I’d only just bought a quad the year previous, so the prospect of being able to spread fertiliser with it, along with the fact that I would now be able to use bulk bags, as this spreader held half a tonne compared with the old five bag D-shaped Vicon that I had been using.

The whole thing felt like a big step up in the world. From then until now the wee Port Agric served me well and apart from a period of three or four years when I took a notion that I needed a 1200kg Vicon wagtail for the tractor. A machine which eventually got left in the shed as I slowly reverted back to the quad.

The Port Agric has spread all the fertiliser here for the past 16 years. She has got many a new bearing, a new disc and one new tyre as well as a slight make over 5 years ago, when I cleaned her down and gave her a lick of blue paint.

No half jobs

However, when the fertiliser season was over last year I stood and looked at her in the shed one day and thought to myself it was definitely time for another make over, but this time no half jobs.

The wee spreader deserved to be fully reconditioned and that’s what she would get.
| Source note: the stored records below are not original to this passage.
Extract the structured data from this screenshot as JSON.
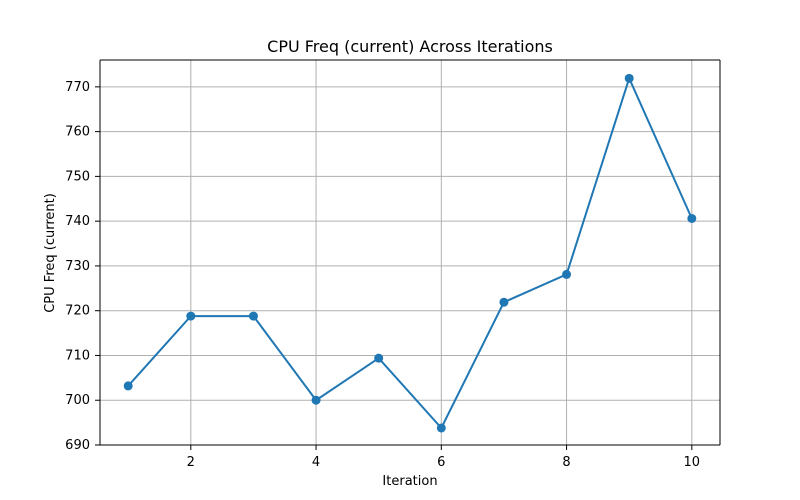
{
  "chart_data": {
    "type": "line",
    "title": "CPU Freq (current) Across Iterations",
    "xlabel": "Iteration",
    "ylabel": "CPU Freq (current)",
    "x": [
      1,
      2,
      3,
      4,
      5,
      6,
      7,
      8,
      9,
      10
    ],
    "series": [
      {
        "values": [
          703.2,
          718.8,
          718.8,
          700.0,
          709.4,
          693.8,
          721.9,
          728.1,
          771.9,
          740.6
        ],
        "color": "#1f77b4"
      }
    ],
    "xlim": [
      0.55,
      10.45
    ],
    "ylim": [
      690,
      776
    ],
    "xticks": [
      2,
      4,
      6,
      8,
      10
    ],
    "yticks": [
      690,
      700,
      710,
      720,
      730,
      740,
      750,
      760,
      770
    ],
    "grid": true,
    "marker": "circle"
  }
}
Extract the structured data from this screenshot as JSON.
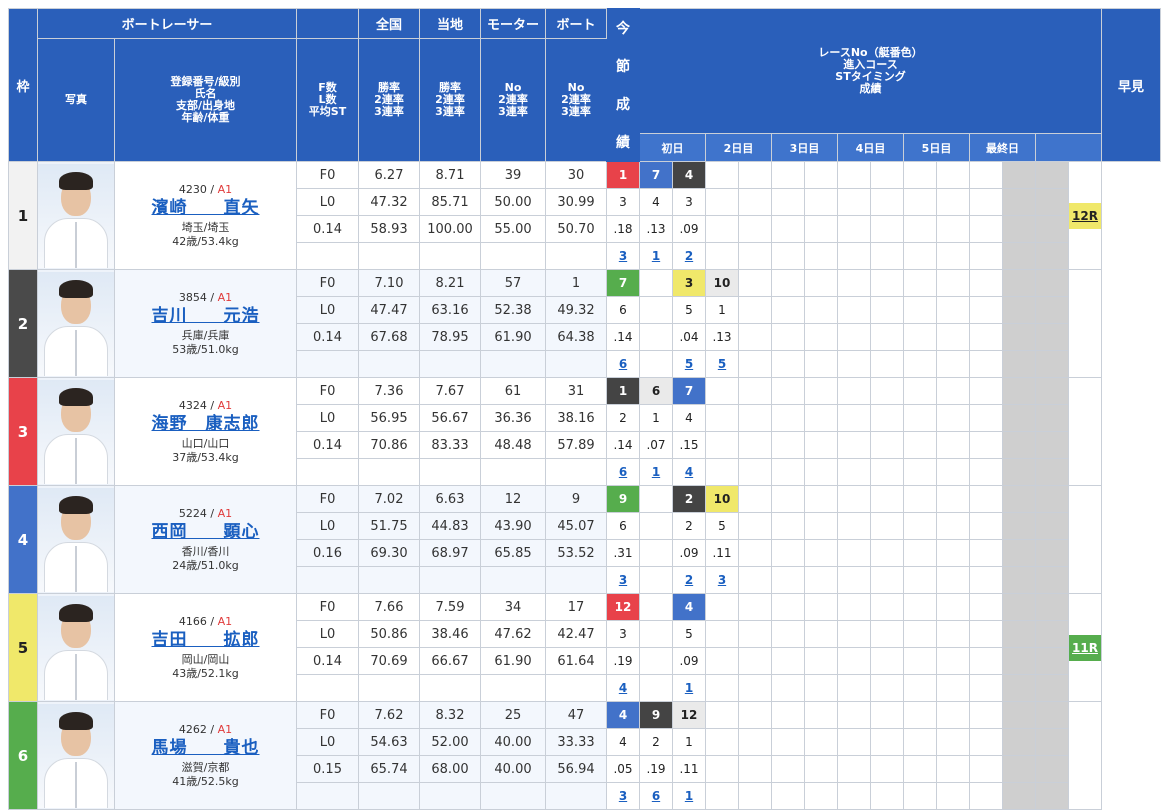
{
  "header": {
    "waku": "枠",
    "boat_racer": "ボートレーサー",
    "photo": "写真",
    "racer_info": [
      "登録番号/級別",
      "氏名",
      "支部/出身地",
      "年齢/体重"
    ],
    "f_l_st": [
      "F数",
      "L数",
      "平均ST"
    ],
    "zenkoku": "全国",
    "touchi": "当地",
    "motor": "モーター",
    "boat": "ボート",
    "rates": [
      "勝率",
      "2連率",
      "3連率"
    ],
    "no_rates": [
      "No",
      "2連率",
      "3連率"
    ],
    "race_info": [
      "レースNo（艇番色）",
      "進入コース",
      "STタイミング",
      "成績"
    ],
    "days": [
      "初日",
      "2日目",
      "3日目",
      "4日目",
      "5日目",
      "最終日"
    ],
    "hayami": "早見",
    "konsetsu": [
      "今",
      "節",
      "成",
      "績"
    ]
  },
  "racers": [
    {
      "waku": "1",
      "reg": "4230",
      "cls": "A1",
      "name": "濱崎　　直矢",
      "branch": "埼玉/埼玉",
      "age_weight": "42歳/53.4kg",
      "f": "F0",
      "l": "L0",
      "st": "0.14",
      "zen": [
        "6.27",
        "47.32",
        "58.93"
      ],
      "tou": [
        "8.71",
        "85.71",
        "100.00"
      ],
      "motor": [
        "39",
        "50.00",
        "55.00"
      ],
      "boat": [
        "30",
        "30.99",
        "50.70"
      ],
      "hayami": "12R",
      "hayami_color": "y",
      "races": [
        {
          "no": "1",
          "course": "3",
          "st": ".18",
          "res": "3",
          "col": "b1"
        },
        {
          "no": "7",
          "course": "4",
          "st": ".13",
          "res": "1",
          "col": "b4"
        },
        {
          "no": "4",
          "course": "3",
          "st": ".09",
          "res": "2",
          "col": "b2"
        }
      ]
    },
    {
      "waku": "2",
      "reg": "3854",
      "cls": "A1",
      "name": "吉川　　元浩",
      "branch": "兵庫/兵庫",
      "age_weight": "53歳/51.0kg",
      "f": "F0",
      "l": "L0",
      "st": "0.14",
      "zen": [
        "7.10",
        "47.47",
        "67.68"
      ],
      "tou": [
        "8.21",
        "63.16",
        "78.95"
      ],
      "motor": [
        "57",
        "52.38",
        "61.90"
      ],
      "boat": [
        "1",
        "49.32",
        "64.38"
      ],
      "hayami": "",
      "hayami_color": "",
      "races": [
        {
          "no": "7",
          "course": "6",
          "st": ".14",
          "res": "6",
          "col": "b6"
        },
        {
          "no": "",
          "course": "",
          "st": "",
          "res": "",
          "col": "bwhite"
        },
        {
          "no": "3",
          "course": "5",
          "st": ".04",
          "res": "5",
          "col": "b5"
        },
        {
          "no": "10",
          "course": "1",
          "st": ".13",
          "res": "5",
          "col": "bgray"
        }
      ]
    },
    {
      "waku": "3",
      "reg": "4324",
      "cls": "A1",
      "name": "海野　康志郎",
      "branch": "山口/山口",
      "age_weight": "37歳/53.4kg",
      "f": "F0",
      "l": "L0",
      "st": "0.14",
      "zen": [
        "7.36",
        "56.95",
        "70.86"
      ],
      "tou": [
        "7.67",
        "56.67",
        "83.33"
      ],
      "motor": [
        "61",
        "36.36",
        "48.48"
      ],
      "boat": [
        "31",
        "38.16",
        "57.89"
      ],
      "hayami": "",
      "hayami_color": "",
      "races": [
        {
          "no": "1",
          "course": "2",
          "st": ".14",
          "res": "6",
          "col": "b2"
        },
        {
          "no": "6",
          "course": "1",
          "st": ".07",
          "res": "1",
          "col": "bgray"
        },
        {
          "no": "7",
          "course": "4",
          "st": ".15",
          "res": "4",
          "col": "b4"
        }
      ]
    },
    {
      "waku": "4",
      "reg": "5224",
      "cls": "A1",
      "name": "西岡　　顕心",
      "branch": "香川/香川",
      "age_weight": "24歳/51.0kg",
      "f": "F0",
      "l": "L0",
      "st": "0.16",
      "zen": [
        "7.02",
        "51.75",
        "69.30"
      ],
      "tou": [
        "6.63",
        "44.83",
        "68.97"
      ],
      "motor": [
        "12",
        "43.90",
        "65.85"
      ],
      "boat": [
        "9",
        "45.07",
        "53.52"
      ],
      "hayami": "",
      "hayami_color": "",
      "races": [
        {
          "no": "9",
          "course": "6",
          "st": ".31",
          "res": "3",
          "col": "b6"
        },
        {
          "no": "",
          "course": "",
          "st": "",
          "res": "",
          "col": "bwhite"
        },
        {
          "no": "2",
          "course": "2",
          "st": ".09",
          "res": "2",
          "col": "b2"
        },
        {
          "no": "10",
          "course": "5",
          "st": ".11",
          "res": "3",
          "col": "b5"
        }
      ]
    },
    {
      "waku": "5",
      "reg": "4166",
      "cls": "A1",
      "name": "吉田　　拡郎",
      "branch": "岡山/岡山",
      "age_weight": "43歳/52.1kg",
      "f": "F0",
      "l": "L0",
      "st": "0.14",
      "zen": [
        "7.66",
        "50.86",
        "70.69"
      ],
      "tou": [
        "7.59",
        "38.46",
        "66.67"
      ],
      "motor": [
        "34",
        "47.62",
        "61.90"
      ],
      "boat": [
        "17",
        "42.47",
        "61.64"
      ],
      "hayami": "11R",
      "hayami_color": "g",
      "races": [
        {
          "no": "12",
          "course": "3",
          "st": ".19",
          "res": "4",
          "col": "b3"
        },
        {
          "no": "",
          "course": "",
          "st": "",
          "res": "",
          "col": "bwhite"
        },
        {
          "no": "4",
          "course": "5",
          "st": ".09",
          "res": "1",
          "col": "b4"
        }
      ]
    },
    {
      "waku": "6",
      "reg": "4262",
      "cls": "A1",
      "name": "馬場　　貴也",
      "branch": "滋賀/京都",
      "age_weight": "41歳/52.5kg",
      "f": "F0",
      "l": "L0",
      "st": "0.15",
      "zen": [
        "7.62",
        "54.63",
        "65.74"
      ],
      "tou": [
        "8.32",
        "52.00",
        "68.00"
      ],
      "motor": [
        "25",
        "40.00",
        "40.00"
      ],
      "boat": [
        "47",
        "33.33",
        "56.94"
      ],
      "hayami": "",
      "hayami_color": "",
      "races": [
        {
          "no": "4",
          "course": "4",
          "st": ".05",
          "res": "3",
          "col": "b4"
        },
        {
          "no": "9",
          "course": "2",
          "st": ".19",
          "res": "6",
          "col": "b2"
        },
        {
          "no": "12",
          "course": "1",
          "st": ".11",
          "res": "1",
          "col": "bgray"
        }
      ]
    }
  ]
}
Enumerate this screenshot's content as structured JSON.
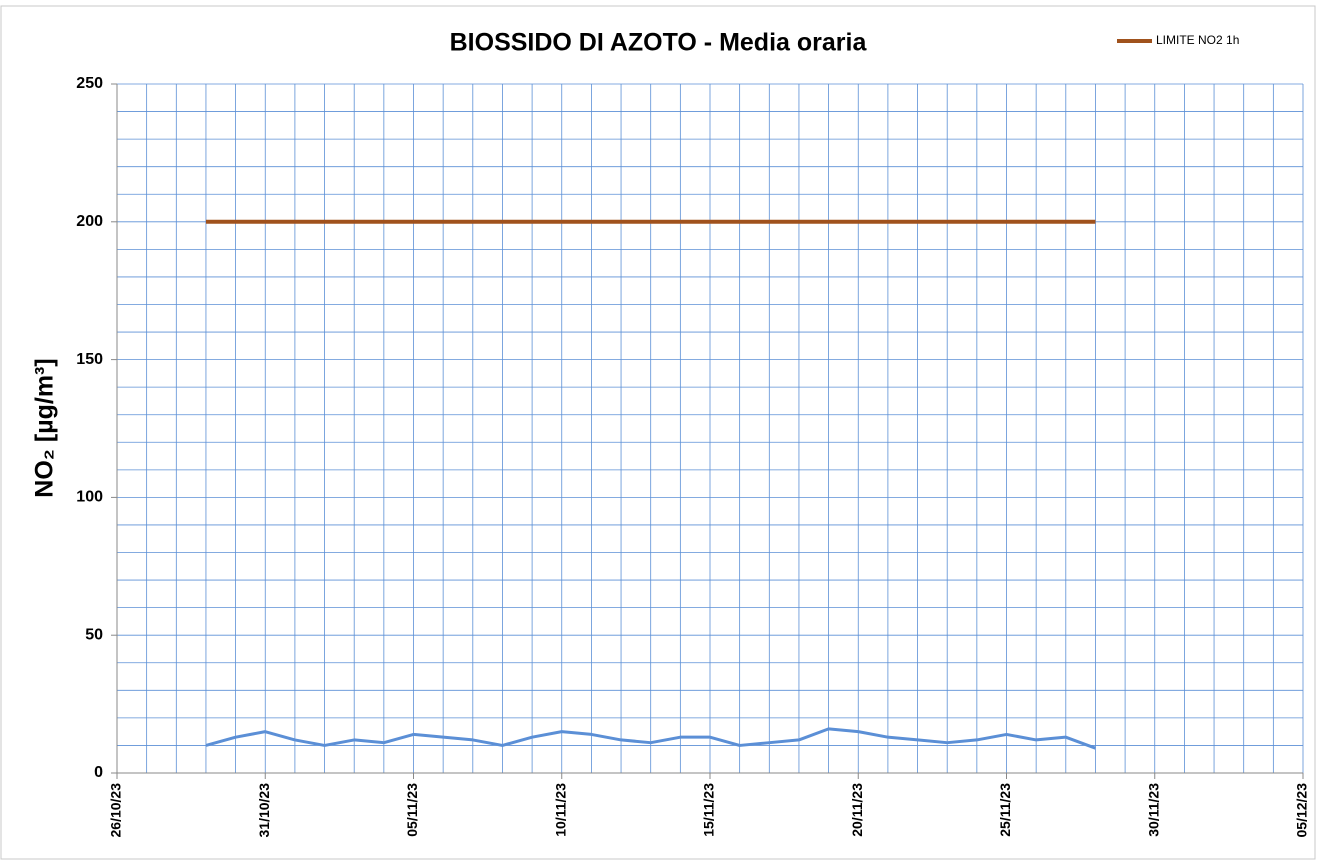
{
  "chart_data": {
    "type": "line",
    "title": "BIOSSIDO DI AZOTO - Media oraria",
    "y_label": "NO₂ [µg/m³]",
    "x": [
      "29/10/23",
      "30/10/23",
      "31/10/23",
      "01/11/23",
      "02/11/23",
      "03/11/23",
      "04/11/23",
      "05/11/23",
      "06/11/23",
      "07/11/23",
      "08/11/23",
      "09/11/23",
      "10/11/23",
      "11/11/23",
      "12/11/23",
      "13/11/23",
      "14/11/23",
      "15/11/23",
      "16/11/23",
      "17/11/23",
      "18/11/23",
      "19/11/23",
      "20/11/23",
      "21/11/23",
      "22/11/23",
      "23/11/23",
      "24/11/23",
      "25/11/23",
      "26/11/23",
      "27/11/23",
      "28/11/23"
    ],
    "series": [
      {
        "color": "#5b8fd6",
        "values": [
          10,
          13,
          15,
          12,
          10,
          12,
          11,
          14,
          13,
          12,
          10,
          13,
          15,
          14,
          12,
          11,
          13,
          13,
          10,
          11,
          12,
          16,
          15,
          13,
          12,
          11,
          12,
          14,
          12,
          13,
          9
        ]
      },
      {
        "name": "LIMITE NO2 1h",
        "color": "#a0521d",
        "values": [
          200,
          200,
          200,
          200,
          200,
          200,
          200,
          200,
          200,
          200,
          200,
          200,
          200,
          200,
          200,
          200,
          200,
          200,
          200,
          200,
          200,
          200,
          200,
          200,
          200,
          200,
          200,
          200,
          200,
          200,
          200
        ]
      }
    ],
    "xlim": [
      "26/10/23",
      "05/12/23"
    ],
    "xticks": [
      "26/10/23",
      "31/10/23",
      "05/11/23",
      "10/11/23",
      "15/11/23",
      "20/11/23",
      "25/11/23",
      "30/11/23",
      "05/12/23"
    ],
    "ylim": [
      0,
      250
    ],
    "yticks": [
      0,
      50,
      100,
      150,
      200,
      250
    ],
    "yminor_ticks": [
      10,
      20,
      30,
      40,
      60,
      70,
      80,
      90,
      110,
      120,
      130,
      140,
      160,
      170,
      180,
      190,
      210,
      220,
      230,
      240
    ],
    "xgrid": "daily",
    "legend": "top-right"
  }
}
I had neither the time nor the inclination to do it myself but I knew a man who would do a good job and that he did.

I thought the spreading disc that was on her would have gotten me away for another few years but an encounter with a high pressure washer deemed that not to be the case. A new disc was obtained and doctored to fit as the original discs can no longer be got.

Every bolt and bearing was changed along with being glass blasted, primed and fully resprayed. The spreader came out of the shed looking as close to the way she came out of the factory 16 years ago.

James Strain's Atchison spreader along with his 2005 Port Agric spreader.

New owner

Of course, when I got her back home, the cogs in the back of my head began to turn. If I was ever going to sell her, now was the time, she was never going to look better or be worth more.

I decided to put her up on DoneDeal. If I sold her all well and good and if I didn’t then hopefully, she’d last me another 16 years. Sell indeed she did, to my good neighbour who live less than two miles down the road.

I hope he gets many a trouble-free year of work out of her and off I went shopping and bought myself a new Atchison spreader. Not really sure if collecting a fertiliser spreader in February is deemed to be an essential journey, but the guard at the checkpoint I drove through seemed happy enough.

Not really the outcome I had intended when I began my restoration project back in November, but I have to say I’m as good as a child waiting for Christmas morning to get out and spread the first spreader full.